Les adolescents ne se reconnaissent pas dans le discours public

Publié le 02 décembre 2010 | Modifié le 15 janvier 2016

Réalisée auprès d’un échantillon de 500 adolescents âgés de 13 à 18 ans, du 20 au 23 octobre dernier, l’enquête menée par TNS Sofres pour l’Unicef France montre que dans le contexte actuel de crise économique, les adolescents et les enfants peuvent se présenter comme des « victimes de l’ombre », pénalisés par un système sur lequel ils ont peu, voire pas, d’emprise du tout.

 

 

Le discours public perçu de manière négative

En France, les adolescents jugent le discours qui leur est consacré sévère. Il est majoritairement jugé négatif ou neutre. Seuls 8% des adolescents estiment que l’on parle plutôt positivement des enfants dans les médias. Au contraire, 41% d'entre eux jugent que le discours public sur les enfants est plutôt négatif, et 45% jugent qu'il est neutre.

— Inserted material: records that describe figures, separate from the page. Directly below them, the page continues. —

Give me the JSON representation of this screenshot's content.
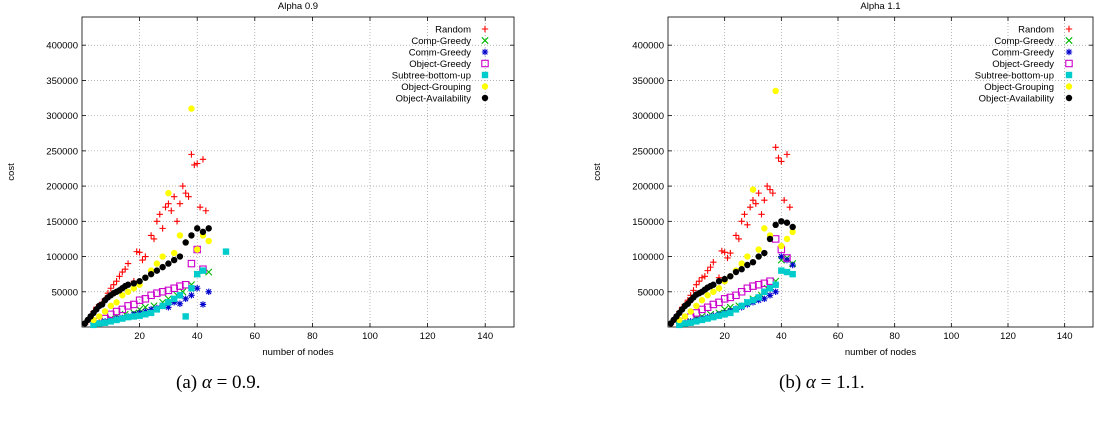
{
  "captions": [
    {
      "prefix": "(a) ",
      "symbol": "α",
      "rest": " = 0.9."
    },
    {
      "prefix": "(b) ",
      "symbol": "α",
      "rest": " = 1.1."
    }
  ],
  "chart_data": [
    {
      "type": "scatter",
      "title": "Alpha 0.9",
      "xlabel": "number of nodes",
      "ylabel": "cost",
      "xlim": [
        0,
        150
      ],
      "ylim": [
        0,
        440000
      ],
      "xticks": [
        20,
        40,
        60,
        80,
        100,
        120,
        140
      ],
      "yticks": [
        50000,
        100000,
        150000,
        200000,
        250000,
        300000,
        350000,
        400000
      ],
      "grid": true,
      "legend_position": "top-right",
      "series": [
        {
          "name": "Random",
          "color": "#ff0000",
          "marker": "plus",
          "x": [
            2,
            3,
            4,
            5,
            6,
            7,
            8,
            9,
            10,
            11,
            12,
            13,
            14,
            15,
            16,
            18,
            19,
            20,
            21,
            22,
            24,
            25,
            26,
            27,
            28,
            29,
            30,
            31,
            32,
            33,
            34,
            35,
            36,
            37,
            38,
            39,
            40,
            41,
            42,
            43
          ],
          "y": [
            8000,
            15000,
            22000,
            28000,
            30000,
            35000,
            40000,
            48000,
            55000,
            60000,
            65000,
            72000,
            78000,
            82000,
            90000,
            65000,
            107000,
            106000,
            95000,
            100000,
            130000,
            125000,
            150000,
            160000,
            140000,
            170000,
            175000,
            165000,
            185000,
            150000,
            175000,
            200000,
            190000,
            185000,
            245000,
            230000,
            232000,
            170000,
            238000,
            165000
          ]
        },
        {
          "name": "Comp-Greedy",
          "color": "#00bb00",
          "marker": "x",
          "x": [
            5,
            8,
            10,
            12,
            15,
            18,
            20,
            22,
            25,
            28,
            30,
            33,
            35,
            38,
            40,
            42,
            44
          ],
          "y": [
            5000,
            8000,
            12000,
            15000,
            18000,
            20000,
            25000,
            28000,
            30000,
            35000,
            40000,
            45000,
            50000,
            60000,
            75000,
            80000,
            78000
          ]
        },
        {
          "name": "Comm-Greedy",
          "color": "#0000cc",
          "marker": "star",
          "x": [
            4,
            6,
            8,
            10,
            12,
            14,
            16,
            18,
            20,
            22,
            24,
            26,
            28,
            30,
            32,
            34,
            36,
            38,
            40,
            42,
            44
          ],
          "y": [
            5000,
            6000,
            8000,
            10000,
            12000,
            13000,
            15000,
            18000,
            20000,
            22000,
            25000,
            27000,
            30000,
            28000,
            35000,
            33000,
            40000,
            45000,
            55000,
            32000,
            50000
          ]
        },
        {
          "name": "Object-Greedy",
          "color": "#cc00cc",
          "marker": "square",
          "x": [
            5,
            8,
            10,
            12,
            14,
            16,
            18,
            20,
            22,
            24,
            26,
            28,
            30,
            32,
            34,
            36,
            38,
            40,
            42
          ],
          "y": [
            8000,
            12000,
            18000,
            22000,
            25000,
            30000,
            32000,
            38000,
            40000,
            45000,
            48000,
            50000,
            52000,
            55000,
            58000,
            60000,
            90000,
            110000,
            82000
          ]
        },
        {
          "name": "Subtree-bottom-up",
          "color": "#00cccc",
          "marker": "filled-square",
          "x": [
            4,
            6,
            8,
            10,
            12,
            14,
            16,
            18,
            20,
            22,
            24,
            26,
            28,
            30,
            32,
            34,
            36,
            38,
            40,
            42,
            50
          ],
          "y": [
            3000,
            5000,
            6000,
            8000,
            10000,
            12000,
            14000,
            15000,
            16000,
            18000,
            20000,
            25000,
            30000,
            35000,
            40000,
            45000,
            15000,
            55000,
            75000,
            80000,
            107000
          ]
        },
        {
          "name": "Object-Grouping",
          "color": "#ffff00",
          "marker": "circle",
          "x": [
            4,
            6,
            8,
            10,
            12,
            14,
            16,
            18,
            20,
            22,
            24,
            26,
            28,
            30,
            32,
            34,
            36,
            38,
            40,
            42,
            44
          ],
          "y": [
            10000,
            15000,
            22000,
            30000,
            35000,
            45000,
            50000,
            55000,
            60000,
            70000,
            80000,
            90000,
            100000,
            190000,
            105000,
            130000,
            120000,
            310000,
            110000,
            130000,
            122000
          ]
        },
        {
          "name": "Object-Availability",
          "color": "#000000",
          "marker": "filled-circle",
          "x": [
            1,
            2,
            3,
            4,
            5,
            6,
            7,
            8,
            9,
            10,
            11,
            12,
            13,
            14,
            15,
            16,
            18,
            20,
            22,
            24,
            26,
            28,
            30,
            32,
            34,
            36,
            38,
            40,
            42,
            44
          ],
          "y": [
            5000,
            10000,
            15000,
            20000,
            25000,
            30000,
            32000,
            38000,
            42000,
            45000,
            48000,
            50000,
            52000,
            55000,
            58000,
            60000,
            62000,
            65000,
            70000,
            75000,
            80000,
            85000,
            90000,
            95000,
            100000,
            120000,
            130000,
            140000,
            135000,
            140000
          ]
        }
      ]
    },
    {
      "type": "scatter",
      "title": "Alpha 1.1",
      "xlabel": "number of nodes",
      "ylabel": "cost",
      "xlim": [
        0,
        150
      ],
      "ylim": [
        0,
        440000
      ],
      "xticks": [
        20,
        40,
        60,
        80,
        100,
        120,
        140
      ],
      "yticks": [
        50000,
        100000,
        150000,
        200000,
        250000,
        300000,
        350000,
        400000
      ],
      "grid": true,
      "legend_position": "top-right",
      "series": [
        {
          "name": "Random",
          "color": "#ff0000",
          "marker": "plus",
          "x": [
            2,
            3,
            4,
            5,
            6,
            7,
            8,
            9,
            10,
            11,
            12,
            13,
            14,
            15,
            16,
            18,
            19,
            20,
            21,
            22,
            24,
            25,
            26,
            27,
            28,
            29,
            30,
            31,
            32,
            33,
            34,
            35,
            36,
            37,
            38,
            39,
            40,
            41,
            42,
            43
          ],
          "y": [
            8000,
            15000,
            22000,
            28000,
            32000,
            38000,
            45000,
            52000,
            60000,
            65000,
            70000,
            72000,
            80000,
            85000,
            92000,
            70000,
            108000,
            106000,
            98000,
            105000,
            130000,
            125000,
            150000,
            160000,
            145000,
            170000,
            180000,
            175000,
            190000,
            160000,
            180000,
            200000,
            195000,
            190000,
            255000,
            240000,
            235000,
            180000,
            245000,
            170000
          ]
        },
        {
          "name": "Comp-Greedy",
          "color": "#00bb00",
          "marker": "x",
          "x": [
            5,
            8,
            10,
            12,
            15,
            18,
            20,
            22,
            25,
            28,
            30,
            33,
            35,
            38,
            40,
            42,
            44
          ],
          "y": [
            5000,
            8000,
            12000,
            15000,
            18000,
            20000,
            25000,
            28000,
            30000,
            35000,
            40000,
            45000,
            55000,
            65000,
            95000,
            98000,
            90000
          ]
        },
        {
          "name": "Comm-Greedy",
          "color": "#0000cc",
          "marker": "star",
          "x": [
            4,
            6,
            8,
            10,
            12,
            14,
            16,
            18,
            20,
            22,
            24,
            26,
            28,
            30,
            32,
            34,
            36,
            38,
            40,
            42,
            44
          ],
          "y": [
            5000,
            6000,
            8000,
            10000,
            12000,
            14000,
            16000,
            18000,
            20000,
            23000,
            26000,
            28000,
            32000,
            35000,
            38000,
            40000,
            45000,
            50000,
            100000,
            95000,
            88000
          ]
        },
        {
          "name": "Object-Greedy",
          "color": "#cc00cc",
          "marker": "square",
          "x": [
            5,
            8,
            10,
            12,
            14,
            16,
            18,
            20,
            22,
            24,
            26,
            28,
            30,
            32,
            34,
            36,
            38,
            40,
            42
          ],
          "y": [
            8000,
            14000,
            20000,
            25000,
            28000,
            32000,
            35000,
            40000,
            42000,
            45000,
            50000,
            55000,
            58000,
            60000,
            62000,
            65000,
            125000,
            110000,
            98000
          ]
        },
        {
          "name": "Subtree-bottom-up",
          "color": "#00cccc",
          "marker": "filled-square",
          "x": [
            4,
            6,
            8,
            10,
            12,
            14,
            16,
            18,
            20,
            22,
            24,
            26,
            28,
            30,
            32,
            34,
            36,
            38,
            40,
            42,
            44
          ],
          "y": [
            3000,
            5000,
            6000,
            8000,
            10000,
            12000,
            14000,
            16000,
            18000,
            20000,
            25000,
            30000,
            35000,
            38000,
            42000,
            50000,
            55000,
            60000,
            80000,
            78000,
            75000
          ]
        },
        {
          "name": "Object-Grouping",
          "color": "#ffff00",
          "marker": "circle",
          "x": [
            4,
            6,
            8,
            10,
            12,
            14,
            16,
            18,
            20,
            22,
            24,
            26,
            28,
            30,
            32,
            34,
            36,
            38,
            40,
            42,
            44
          ],
          "y": [
            10000,
            15000,
            22000,
            30000,
            38000,
            45000,
            50000,
            55000,
            65000,
            72000,
            80000,
            90000,
            100000,
            195000,
            110000,
            140000,
            130000,
            335000,
            115000,
            125000,
            135000
          ]
        },
        {
          "name": "Object-Availability",
          "color": "#000000",
          "marker": "filled-circle",
          "x": [
            1,
            2,
            3,
            4,
            5,
            6,
            7,
            8,
            9,
            10,
            11,
            12,
            13,
            14,
            15,
            16,
            18,
            20,
            22,
            24,
            26,
            28,
            30,
            32,
            34,
            36,
            38,
            40,
            42,
            44
          ],
          "y": [
            5000,
            10000,
            15000,
            20000,
            25000,
            30000,
            33000,
            38000,
            42000,
            46000,
            48000,
            50000,
            53000,
            56000,
            58000,
            60000,
            65000,
            68000,
            72000,
            78000,
            82000,
            88000,
            92000,
            100000,
            105000,
            125000,
            145000,
            150000,
            148000,
            142000
          ]
        }
      ]
    }
  ]
}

Les acteurs politiques peu crédibles

Alors que les associations internationales, comme l’Unicef, sont jugées les mieux placées pour garantir les droits de l’enfant, les hommes et les femmes politiques apparaissent peu crédibles à leurs yeux : seuls 6% des adolescents considèrent que ce sont les acteurs les mieux placés pour les protéger. Les adolescents n’ont que peu confiance en des personnages publics comme les hommes et les femmes politiques, qui ont parfois tendance à les considérer dans leur globalité et dressent plutôt des portraits caricaturaux et peu flatteurs de l’adolescent.

Une situation pas grave…

La pauvreté en France a augmenté en 2009. En conséquence, elle touche particulièrement les femmes et les enfants. Cependant, il reste des points d’optimisme dans un paysage global plutôt morose. Ainsi, la situation des enfants en France est jugée satisfaisante par les adolescents pour la majorité des points sur lesquels ils étaient consultés. Les deux situations jugées les plus satisfaisantes sont l’accès à l’éducation, qui est considéré comme satisfaisant pour 96% des jeunes (dont 65% très satisfaisant), et l’accès au soin, jugé satisfaisant pour 96% des jeunes également, dont 58% très satisfaisant. 

…mais parfois désespérée

En revanche, la situation concernant leur avenir et leur entrée dans le monde des adultes est beaucoup plus nuancée. Ainsi, le fait de pouvoir avoir confiance en l’avenir est la situation jugée la moins satisfaisante : plus d’un tiers des adolescents (37%) considèrent que les enfants en France ne peuvent pas avoir confiance en l’avenir. S’ils se sentent préservés en tant qu’enfants/adolescents, il semble que l’arrivée à l’âge adulte soit plutôt une source d'inquiétude et laisse présager des jours plus difficiles. Plus ils approchent de l’âge adulte et plus leur confiance diminue, ce qui dénote une stress latent face à un avenir incertain. Le contexte de crise actuelle n’est d’ailleurs pas pour rassurer le jeune adulte en devenir et pose la question de sa place future dans la société et de l’image que les adultes lui renvoient aujourd’hui.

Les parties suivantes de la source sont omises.